Other elements of the project included:
- reducing outside law firms from more than 289 providers to a global legal panel of three firms implementing new matter management, contract management, and e-billing systems
- training staff in legal project management and continuous improvement processes.
Perhaps the most novel aspect of this project is the creation of a new and ephemeral role to provide hands-on support, guidance, and encouragement. PwC provided a “legal transformation specialist” who sat within JHI for six months to support the legal team’s daily operations, providing ongoing coaching and mentoring to the entire team to navigate any roadblocks to change.

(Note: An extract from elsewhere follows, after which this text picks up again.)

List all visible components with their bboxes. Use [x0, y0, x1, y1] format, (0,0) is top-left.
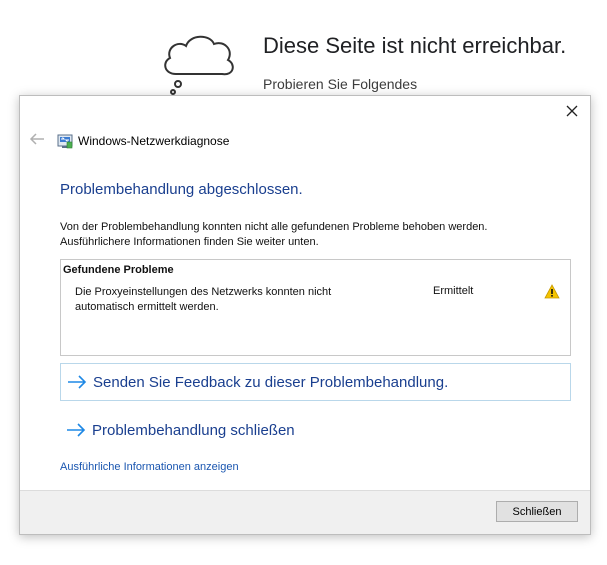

“We previously had lacked confidence in our ability to hire a qualified legal operations professional,” says Blasko. “This resourcing model, which also included a flexible range of skilled resources from within PwC NewLaw, meant that we didn’t need to recruit and onboard permanent legal operations staff until the program was well advanced and we had a better understanding of the specific skillset we needed.”
That’s entirely the point, says Sheehy: for the PwC team to eventually render themselves obsolete. “It was really fascinating because we were not dealing with an existing legal operations function. This blank slate gave us creative license for an accelerated, ambitious program.”
The JHI team engaged key business stakeholders early on. “We were stuck,” says Blasko. “We needed to think about how to get unstuck in a different way. This required an inside sales job which ultimately helped us to achieve a core objective around enhancing our business relationships.”
Within 12 months, JHI had achieved 25 percent savings against average annual external legal spend. Although alternative fee arrangements were encouraged but not required, JHI received more competitive pricing with discounts of 15 to 20 percent, volume discounts, free and value-added services, and tighter scoping. Implementing LawVu, the contract and matter management platform, enabled the creation of more than 30 matter templates that cut the average time to assign work in half.
These and many other, smaller changes evidence the true transformation of the Legal & Compliance Department at JHI. “People rolled up their sleeves and engaged in very real discussions about the problems of the time and tried to find solutions,” says Blasko. “It has just been phenomenal.”